I mentioned vitamin d's connection to the thyroid. (One of them, at least.) How about other nutrients that affect the thyroid? The most obvious one is iodine. I have no idea what the iodine or the thyroid status of the people in the original luxuskonsumption studies might have been, but it's just one more thing modern researchers might need to know before dismissing the results of those studies out of hand. Table salt is iodized, by law. The salt used in industry when producing corn and potato chips or frozen dinners doesn't necessarily have any iodine supplemented. Much of the US and Canada has iodine-deficient soil. Avoiding egg yolks and whole milk (removing the whey from milk removes much of the iodine) wouldn't help any.



Thyroid disorders do seem to be more common than they probably should be. Treatment of choice seems to very rarely involve iodine supplementation, at least from what I can tell from bopping around on the web. The discussions mostly seem to revolve around supplementation of t3 and t4. It's hard to believe that iodine's never the answer. One problem with supplementing iodine in an actual case of iodine deficiency is that it can sometimes cause goiter.



http://www.ajcn.org/cgi/content/full/86/4/1040 This study, "Vitamin A supplementation in iodine-deficient African children decreases thyrotropin stimulation of the thyroid and reduces the goiter rate."

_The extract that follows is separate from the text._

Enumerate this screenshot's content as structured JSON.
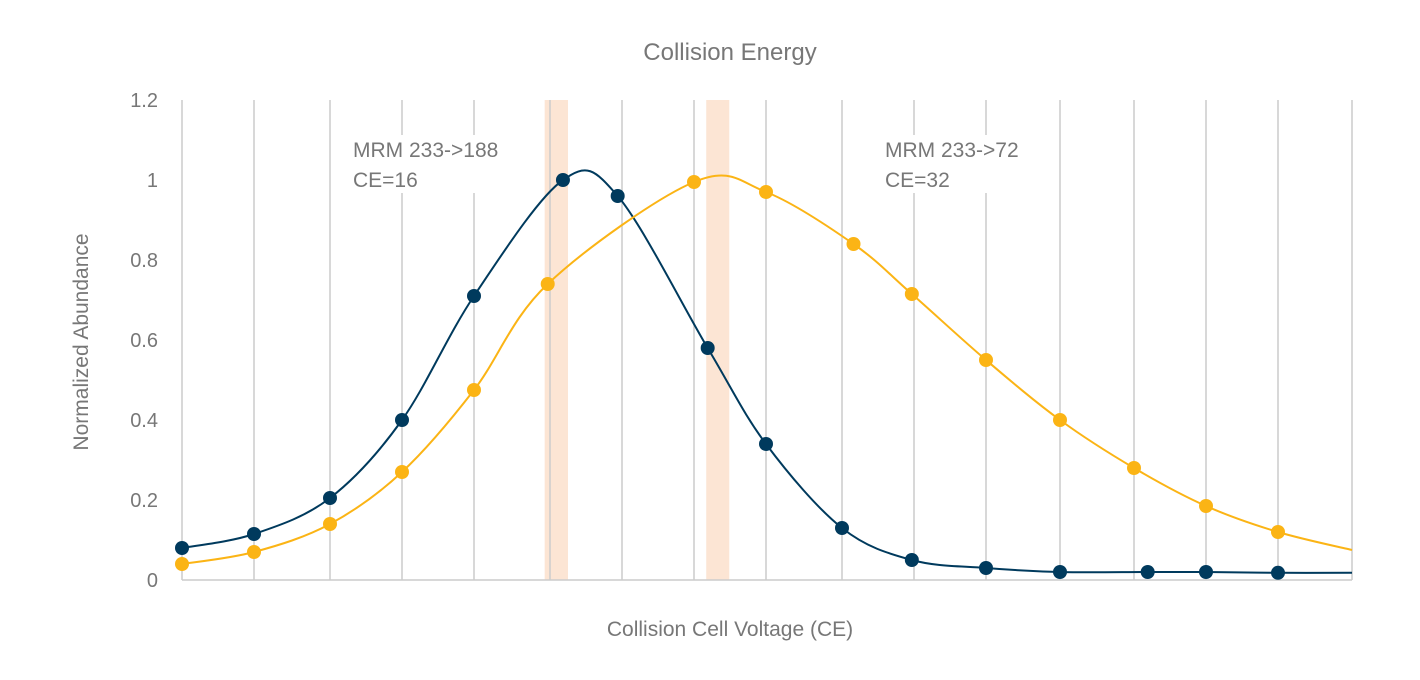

seems to show that vitamin a protects against goiter in iodine deficient areas, even in the absence of iodine supplementation. In the study, vitamin A supplementation decreased thyroid stimulating hormone levels without reducing t4 levels, and the authors suggest that this might show an effect of vitamin a of improving thyroid hormone sensitivity. (Vitamin D, on the other hand, has the reverse effect, increasing output of tsh from the pituitary gland. Which doesn't mean vitamin d bad--it just means you'd better not be vitamin a deficient, is all. It could just be that Vitamin D helps the metabolism notice a need for thyroid hormone, while vitamin A makes your body use the stuff better, in which case the two vitamins wouldn't be antagonist here at all, but rather complementary.)



I don't know if vitamin a would have this anti-goiter effect in those cases where too much iodine precedes the goiter, but it wouldn't be surprising if something involving the balance of vitamin a and d were involved there.

Okay, I wandered all over the place with this. My point was that there are any number of differences in different groups of subjects separated by nutrient status, time, country, what have you. A failure to measure something in one group of people doesn't prove that it doesn't exist in another.